Picture: Muir Woods, San Francisco. Credit: Billy Huynh (Unsplash)
Modelling photosynthesis is highly dependent on accurately capturing the light absorption by leaves within a tree canopy. The “architecture” of tree canopies in the real world is complex – leaf shape, size and orientation vary, tree crowns shade one another – all of these components together affect the light absorption of canopies.
By contrast to this real-world complexity, land surface models (LSMs) typically represent canopy architecture simplistically. For example, many LSMs assume that light absorption can be accurately captured by assuming the canopy looks like one big leaf in full sunlight and one big leaf in the shade.
In this study, CLEX researchers and colleagues investigated to what extent it was possible to retrieve key structural parameters that would allow land surface models to still employ simple general calculations but improve simulated accuracy and minimise biases.
To explore this question, the researchers used data from digital hemispherical photography and 3D modelling of radiative transfer (the quantitative process to describe the absorption and partitioning of solar energy within the canopy) for two study sites with very different canopy architectures.
They found that if radiative transfer calculations ignored the 3D vegetation canopy structure it led to significant errors in shortwave radiation partitioning, or how solar energy was divided and used in different processes. When they accounted for 3D vegetation structure, canopy calculations included up to 3.5 times more direct transmittance of energy reaching the land surface.
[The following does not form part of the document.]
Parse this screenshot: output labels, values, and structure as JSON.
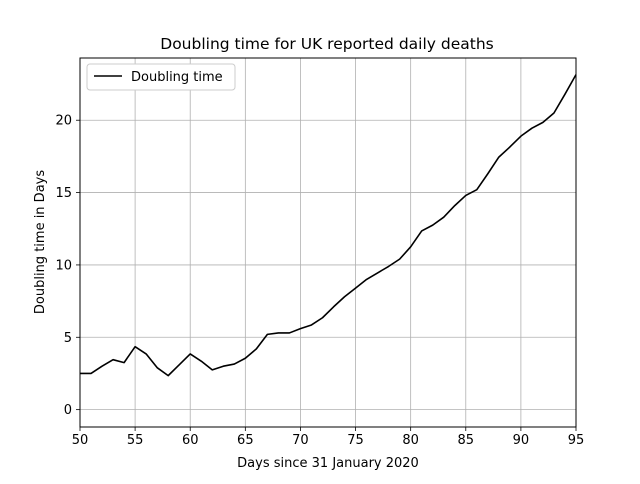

The researchers then used specific structural calculations designed to broadly represent the fact that leaves are not randomly distributed in tree canopy, but instead clump together on branches: whole canopy ‘clumping indices’. These indices were then combined with existing calculations of the angle of sun (zenith angular variations) to evaluate the impact of clumping index on shortwave radiation transfer, or the amount of sunlight that reached the surface.
The impacts of this on photosynthesis were then evaluated at site level with the UKESM land surface model, JULES. A direct comparison was then made between real-world observations and the simulated photosynthesis in the land surface model.
The results indicated that considering zenith angular variations with broad vegetation canopy architecture parameters in the radiative transfer schemes of LSMs significantly improved photosynthesis prediction in light-limited ecosystems (RMSE 30% smaller), finding enhanced photosynthesis in the bottom canopy layers.
- Paper: Braghiere, R., Quaife, T., Black, E., Ryu, Y. Chen, Q., De Kauwe, M. G. and Baldocchi, D. (2020) Influence of sun zenith angle on canopy clumping and the resulting impacts on photosynthesis. Agricultural and Forest Meteorology, in press.